Бабушка, кряхтя, сползала с лавки, бормоча:
– Хоч бы ты рыбы наловив, проклятый!
В ответ на это предложение Сашка клятвенно заверял:
– Та дайте мени гроши на удобрення, я вам три мишки рыбы наловлю!
Дело в том, что местные жители считали традиционную рыбалку при помощи удочки делом ниже своего достоинства, подходя к этому занятию со всей ответственностью и смекалкой. Они покупали мешок нитратных удобрений и высыпали их в реку. Река вскипала, а все живое всплывало кверху брюхом на три километра ниже по течению. Как они после этого не боялись употреблять такую рыбу в пищу, оставалось тайной.
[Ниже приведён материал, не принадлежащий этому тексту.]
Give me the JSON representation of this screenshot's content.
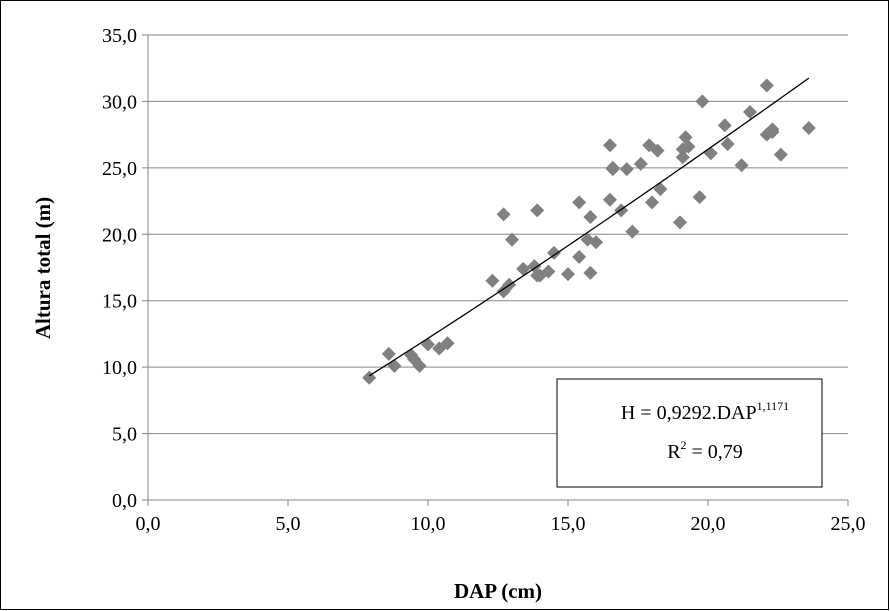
{
  "chart_data": {
    "type": "scatter",
    "xlabel": "DAP (cm)",
    "ylabel": "Altura total (m)",
    "xlim": [
      0,
      25
    ],
    "ylim": [
      0,
      35
    ],
    "x_ticks": [
      0,
      5,
      10,
      15,
      20,
      25
    ],
    "y_ticks": [
      0,
      5,
      10,
      15,
      20,
      25,
      30,
      35
    ],
    "x_tick_labels": [
      "0,0",
      "5,0",
      "10,0",
      "15,0",
      "20,0",
      "25,0"
    ],
    "y_tick_labels": [
      "0,0",
      "5,0",
      "10,0",
      "15,0",
      "20,0",
      "25,0",
      "30,0",
      "35,0"
    ],
    "grid": "horizontal",
    "marker": "diamond",
    "marker_color": "#808080",
    "trendline_color": "#000000",
    "series": [
      {
        "x": [
          7.9,
          8.6,
          8.8,
          9.4,
          9.5,
          9.7,
          10.0,
          10.4,
          10.7,
          12.3,
          12.7,
          12.7,
          12.9,
          13.0,
          13.4,
          13.8,
          13.9,
          13.9,
          14.0,
          14.3,
          14.5,
          15.0,
          15.4,
          15.4,
          15.7,
          15.8,
          15.8,
          16.0,
          16.5,
          16.5,
          16.6,
          16.6,
          16.9,
          17.1,
          17.3,
          17.6,
          17.9,
          18.0,
          18.2,
          18.3,
          19.0,
          19.1,
          19.1,
          19.2,
          19.3,
          19.7,
          19.8,
          20.1,
          20.6,
          20.7,
          21.2,
          21.5,
          22.1,
          22.1,
          22.3,
          22.3,
          22.6,
          23.6
        ],
        "y": [
          9.2,
          11.0,
          10.1,
          10.9,
          10.6,
          10.1,
          11.7,
          11.4,
          11.8,
          16.5,
          21.5,
          15.7,
          16.2,
          19.6,
          17.4,
          17.6,
          16.9,
          21.8,
          16.9,
          17.2,
          18.6,
          17.0,
          18.3,
          22.4,
          19.6,
          21.3,
          17.1,
          19.4,
          26.7,
          22.6,
          24.9,
          25.0,
          21.8,
          24.9,
          20.2,
          25.3,
          26.7,
          22.4,
          26.3,
          23.4,
          20.9,
          26.4,
          25.8,
          27.3,
          26.6,
          22.8,
          30.0,
          26.1,
          28.2,
          26.8,
          25.2,
          29.2,
          27.5,
          31.2,
          27.7,
          27.9,
          26.0,
          28.0
        ]
      }
    ],
    "trendline": {
      "model": "power",
      "a": 0.9292,
      "b": 1.1171,
      "x_range": [
        7.9,
        23.6
      ]
    },
    "annotation": {
      "eq_main": "H = 0,9292.DAP",
      "eq_exp": "1,1171",
      "r2_base": "R",
      "r2_sup": "2",
      "r2_rest": " = 0,79"
    }
  }
}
Сашке деньги не давали вовсе не из-за опасения за экологию родного края, а справедливо полагая, что он их попросту прожрет. Да и вообще с деньгами там было туго, и вторая главная тема постоянного обсуждения были гроши. Як их заработать, те гроши, и як жить, их не тратя.
Вот и бабушка, скрываясь за печкой, раздраженно говорила:
– Гроши тоби! Де я их визьму! Нехай маты твоя тоби, дурному, гроши дае!
Напоследок, уже перед тем как подняться, Сашка громко, во всю мочь вопил, чтоб стоящая за печкой бабушка услышала:
– Исты хочу!!! Бабка, дай мени поисты, або я тебе ножиком зарижу!
Та начинала быстро-быстро креститься и убегала в огород.
Все эти диалоги происходили в трех шагах от нашей койки, по этой причине каждое утреннее пробуждение было не лишено своеобразия, но мы и к этому привыкли.
В один из дней Сашка стащил у нас из-под кровати три последние банки тушенки, вспорол их за сараем и слопал за секунду. У него случились такие колики, что уже было собрались везти его на грузовике в район, в больницу, да бабушка не дала, сказав, ничего, авось продрищется, а если зарежут в больнице, так что мы его матери скажем? И оказалась права.
В магазинах, где стоял тяжелый запах гнили, из еды был хлеб, причем невкусный, одного сорта, не белый, не черный, а такой, серый, растительное масло, консервы, которые даже в тех краях есть не решались, типа кильки с перловой крупой, засиженная мухами подсолнечная халва, от жары растекшаяся асфальтовыми лужицами, и сахар-песок. Сахара было много, и стоил он дешевле, чем в Москве. Первый пояс производства, как объяснила мама.
Как-то раз Валин папа, подъезжая к дому на мопеде, принялся отчаянно сигналить и орать на всю улицу дурным голосом, перекрывая тарахтение мотора:
– Ганна!!! Отворяй ворота!!! Ганна!!! Отворяй!!!
Валина мама, охая, побежала через весь двор к воротам, переваливаясь как утка. Не успела она откинуть засов и отворить одну створку, как во двор на скорости въехал Валин батя и заголосил:
– Ганна!!! Затворяй ворота!!! Затворяй!!!
Когда все это было моментально исполнено, батя соскочил с мопеда, изобразив нечто вроде пляски святого Витта, приговаривая:
– Ой, ой, сгорю, сгорю! Ой, ой, сгорю, сгорю!